Samuda had first met the girls in July, while they were on a trip to the Constant Spring Road branch of Island Grill to celebrate the success of one of their colleagues who had graduated from secondary school with two awards. The minister had gone to the facility to have lunch and was approached by the girls who invited him to come to the home and share his story with them and to answer some of their questions.
“I believe in imparting, especially to young people, some of my experiences. I understand some of the struggles that you have had to endure,” he told the girls as he delved into his life story and the struggles he faced prior to entering politics 29 years ago. He said he too knew what it felt like to be given a second chance, having been “taken out of high school for two years”, for “helping” to set his school’s cricket field on fire.
Samuda, especially implored the girls to respect their bodies, and reminded them that having a baby too young does not make them a woman.

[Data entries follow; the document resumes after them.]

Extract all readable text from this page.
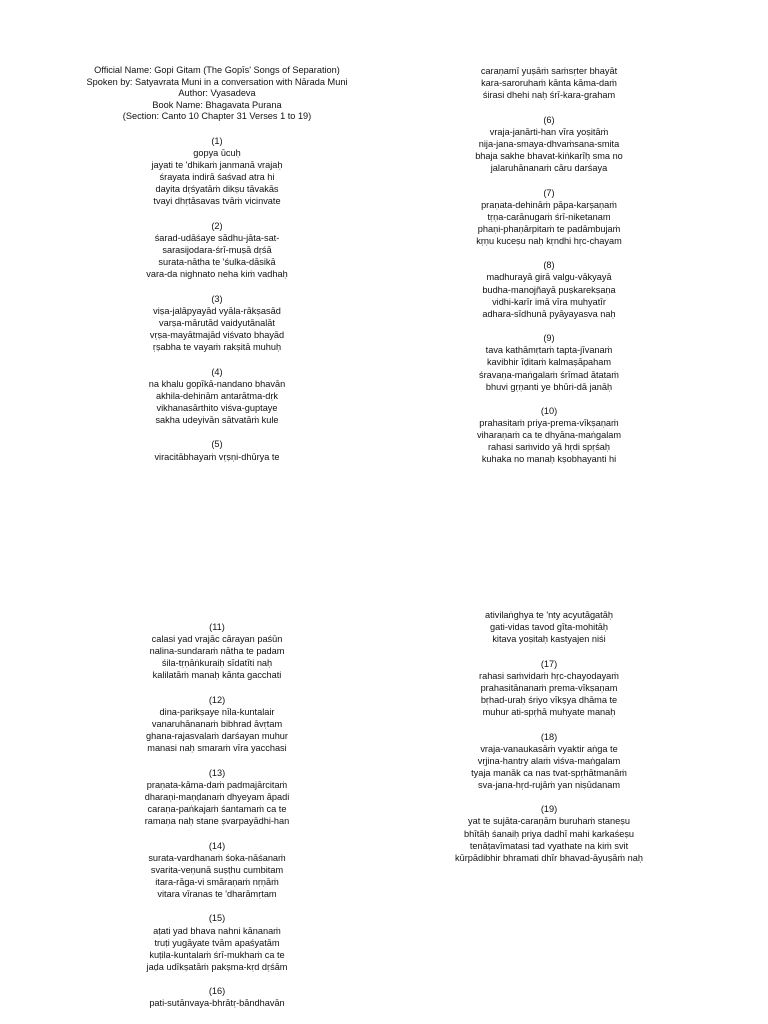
Official Name: Gopi Gitam (The Gopīs' Songs of Separation)
Spoken by: Satyavrata Muni in a conversation with Nārada Muni
Author: Vyasadeva
Book Name: Bhagavata Purana
(Section: Canto 10 Chapter 31 Verses 1 to 19)
(1)
gopya ūcuḥ
jayati te 'dhikaṁ janmanā vrajaḥ
śrayata indirā śaśvad atra hi
dayita dṛśyatāṁ dikṣu tāvakās
tvayi dhṛtāsavas tvāṁ vicinvate
(2)
śarad-udāśaye sādhu-jāta-sat-
sarasijodara-śrī-muṣā dṛśā
surata-nātha te 'śulka-dāsikā
vara-da nighnato neha kiṁ vadhaḥ
(3)
viṣa-jalāpyayād vyāla-rākṣasād
varṣa-mārutād vaidyutānalāt
vṛṣa-mayātmajād viśvato bhayād
ṛṣabha te vayaṁ rakṣitā muhuḥ
(4)
na khalu gopīkā-nandano bhavān
akhila-dehinām antarātma-dṛk
vikhanasārthito viśva-guptaye
sakha udeyivān sātvatāṁ kule
(5)
viracitābhayaṁ vṛṣṇi-dhūrya te
caraṇamī yuṣāṁ saṁsṛter bhayāt
kara-saroruhaṁ kānta kāma-daṁ
śirasi dhehi naḥ śrī-kara-graham
(6)
vraja-janārti-han vīra yoṣitāṁ
nija-jana-smaya-dhvaṁsana-smita
bhaja sakhe bhavat-kiṅkarīḥ sma no
jalaruhānanaṁ cāru darśaya
(7)
praṇata-dehināṁ pāpa-karṣaṇaṁ
tṛṇa-carānugaṁ śrī-niketanam
phaṇi-phaṇārpitaṁ te padāmbujaṁ
kṛṇu kuceṣu naḥ kṛndhi hṛc-chayam
(8)
madhurayā girā valgu-vākyayā
budha-manojñayā puṣkarekṣaṇa
vidhi-karīr imā vīra muhyatīr
adhara-sīdhunā pyāyayasva naḥ
(9)
tava kathāmṛtaṁ tapta-jīvanaṁ
kavibhir īḍitaṁ kalmaṣāpaham
śravaṇa-maṅgalaṁ śrīmad ātataṁ
bhuvi gṛṇanti ye bhūri-dā janāḥ
(10)
prahasitaṁ priya-prema-vīkṣaṇaṁ
viharaṇaṁ ca te dhyāna-maṅgalam
rahasi saṁvido yā hṛdi spṛśaḥ
kuhaka no manaḥ kṣobhayanti hi
(11)
calasi yad vrajāc cārayan paśūn
nalina-sundaraṁ nātha te padam
śila-tṛṇāṅkuraiḥ sīdatīti naḥ
kalilatāṁ manaḥ kānta gacchati
(12)
dina-parikṣaye nīla-kuntalair
vanaruhānanaṁ bibhrad āvṛtam
ghana-rajasvalaṁ darśayan muhur
manasi naḥ smaraṁ vīra yacchasi
(13)
praṇata-kāma-daṁ padmajārcitaṁ
dharaṇi-maṇḍanaṁ dhyeyam āpadi
caraṇa-paṅkajaṁ śantamaṁ ca te
ramaṇa naḥ stane ṣvarpayādhi-han
(14)
surata-vardhanaṁ śoka-nāśanaṁ
svarita-veṇunā suṣṭhu cumbitam
itara-rāga-vi smāraṇaṁ nṛṇāṁ
vitara vīranas te 'dharāmṛtam
(15)
aṭati yad bhava nahni kānanaṁ
truṭi yugāyate tvām apaśyatām
kuṭila-kuntalaṁ śrī-mukhaṁ ca te
jaḍa udīkṣatāṁ pakṣma-kṛd dṛśām
(16)
pati-sutānvaya-bhrātṛ-bāndhavān
ativilaṅghya te 'nty acyutāgatāḥ
gati-vidas tavod gīta-mohitāḥ
kitava yoṣitaḥ kastyajen niśi
(17)
rahasi saṁvidaṁ hṛc-chayodayaṁ
prahasitānanaṁ prema-vīkṣaṇam
bṛhad-uraḥ śriyo vīkṣya dhāma te
muhur ati-spṛhā muhyate manaḥ
(18)
vraja-vanaukasāṁ vyaktir aṅga te
vṛjina-hantry alaṁ viśva-maṅgalam
tyaja manāk ca nas tvat-spṛhātmanāṁ
sva-jana-hṛd-rujāṁ yan niṣūdanam
(19)
yat te sujāta-caraṇām buruhaṁ staneṣu
bhītāḥ śanaiḥ priya dadhī mahi karkaśeṣu
tenāṭavīmatasi tad vyathate na kiṁ svit
kūrpādibhir bhramati dhīr bhavad-āyuṣāṁ naḥ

“I lament every day the fact that so often I have seen some of the most promising young women and young girls; bright, attractive, well mannered with a great future throw it away because of the lack of respect for their bodies and the giving of themselves at an early age, leading to pregnancy that destroys their future,” he said.
The minister expressed the desire to see the girls seize the opportunity of a second chance and to achieve their goals.
“Take your lessons seriously, study hard, set goals that at this age might seem unattainable,” he said.
Six of the girls from the home were awarded for being the most talented, most disciplined, most helpful, most improved and for being honest and performing best overall academically.
Children’s officer at the Child Development Agency Investigative Unit, Keisha Tomlinson, also left the girls with some encouraging words.
“Some of them will become nurses, some of them will become owners of their own businesses. I am convinced that some of them will go into any area they choose,” she said.
The girls also encouraged each other through poetry. The general theme of overcoming obstacles, improving self and working hard, came out in the poems recited by three of the girls at the home.
Reigning Miss Homestead, 17-year-old Shernette Evans, used her poem to encourage her colleagues to “hold on, hold strong”.
Evans, who has been living at the home for the past eight months, said that being in the home has given her a second chance.
“I like the fact that we have the opportunity to further our education,” she said.
Samuda, in the meantime, ended his speech by imploring the girls not to allow the “bling bling” lifestyle to take them off their course to succeed.
“You must build your life on a sound foundation of hard work, self-development, educate yourself. The greatest liberator comes through education,” he said.